Pemberian izin atas dasar kemanusiaan agar terdakwa dapat menghadiri pemakaman dan melepas kepergian sang istri ke peristirahatan terakhir.
Selama masa pemberian izin, Rulan Buton, akan dikawal oleh pengawal tahanan mulai dari berangkat hingga dipulangkan kembali ke rumah tahanan.
"Terdakwa didampingi petugas pengawal tahanan hingga dikembalikan lagi ke Rutan Bareskrim," ujar Haruno.
Seperti diberitakan sebelumnya, Erna Yudhiana (44) istri Ruslan Buton, meninggal dunia akibat sakit yang dialaminya.
Erna diketahui sudah cukup lama mengidap penyakit ginjal dan harus melakukan cuci darah setiap dua minggu sekali.
Erna Yudhiana sempat hadir ke Pengadilan Negeri Jakarta Selatan untuk memperjuangkan keadilan suaminya dengan mengajukan praperadilan pada Juli 2020.
Ia datang ke Pengadilan Negeri Jakarta Selatan sudah dalam kondisi sakit, sehingga harus menggunakan kursi roda.
Kuasa hukum Ruslan Buton, Tonin Tachta Singarimbun menyebutkan jenazah istri Ruslan Buton dikebumikan di Bandung.
Ruslan, lanjut Tonin, juga telah berangkat ke Bandung untuk menghadiri pemakaman setelah Pengadilan Negeri Jakarta Selatan memberi izin kepadanya.
Izin tersebut diberikan berdasarkan surat penetapan majelis hakim nomor 845/Pid.Sus/2020/PN.Jkt.Sel yang mengabulkan permohonan tim penasihat hukum terdakwa dengan alasan demi kemanusiaan.
"Menetapkan memberi izin kepada terdakwa Ruslan Buton bin La Mudjuni tersebut karena istrinya meninggal dunia," tulis keterangan dalam surat penetapan majelis hakim tersebut.
Adapun surat penetapan itu ditetapkan pada Jumat, 25 September 2020. Serta ditandatangani oleh hakim Ketua Majelis Dedy Hermawan serta hakim anggota majelis Ratmoho dan Haruno Patriadi yang memeriksa dan mengadili perkara.
Ruslan Buton telah menjalani sidang perkara keonaran dan ujaran kebencian di Pengadilan Negeri Jakarta Selatan sejak 13 Agustus 2020.
Ruslan didakwa didakwa empat pasal alternatif oleh Jaksa penuntut umum (JPU).
Keempat pasal tersebut, pertama Pasal 45A ayat (2) jo.

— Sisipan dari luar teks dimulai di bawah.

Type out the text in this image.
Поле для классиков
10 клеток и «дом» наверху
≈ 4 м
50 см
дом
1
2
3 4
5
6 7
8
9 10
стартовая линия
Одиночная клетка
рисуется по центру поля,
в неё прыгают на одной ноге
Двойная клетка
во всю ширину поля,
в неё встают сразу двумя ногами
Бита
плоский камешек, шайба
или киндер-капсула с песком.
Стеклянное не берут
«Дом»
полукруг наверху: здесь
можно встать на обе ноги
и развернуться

Pasal 28 ayat (2) Undang-Undang Republik Indonesia Nomor 19 Tahun 2016 tentang Perubahan atas Undang-Undang Republik Indonesia Nomor 11 Tahun 2016 tentang Informasi dan Transaksi Elektronik.
Kedua, Pasal 14 ayat (1) Undang-Undang Republik Indonesia Nomor 1 Tahun 1946 tentang Peraturan Hukum Pidana.
Ketiga, Pasal 14 ayat (2) Undang-Undang Republik Indonesia Nomor 1 Tahun 1946 tentang Peraturan Hukum Pidana.
Keempat, Pasal 15 Undang-Undang Republik Indonesia Nomor 1 Tahun 1946 tentang Peraturan Hukum Pidana.
Ruslan Buton ditangkap oleh tim Bareskrim Polri bersama Polda Sultra dan Polres Buton di Jalan Poros, Pasar Wajo Wasuba, Dusun Lacupea, Desa Wabula 1, Kecamatan Wabula, Kabupaten Buton, Sulawesi Tenggara pada Kamis (28/5).
Dalam kasus ini, barang bukti yang disita polisi yakni satu ponsel pintar dan sebuah KTP milik Ruslan.
Bareskrim Polri kemudian menetapkan Ruslan Buton sebagai tersangka dalam kasus penyebaran informasi hoaks dan ujaran kebencian terkait surat terbuka yang meminta Joko Widodo untuk mundur dari jabatannya sebagai Presiden RI.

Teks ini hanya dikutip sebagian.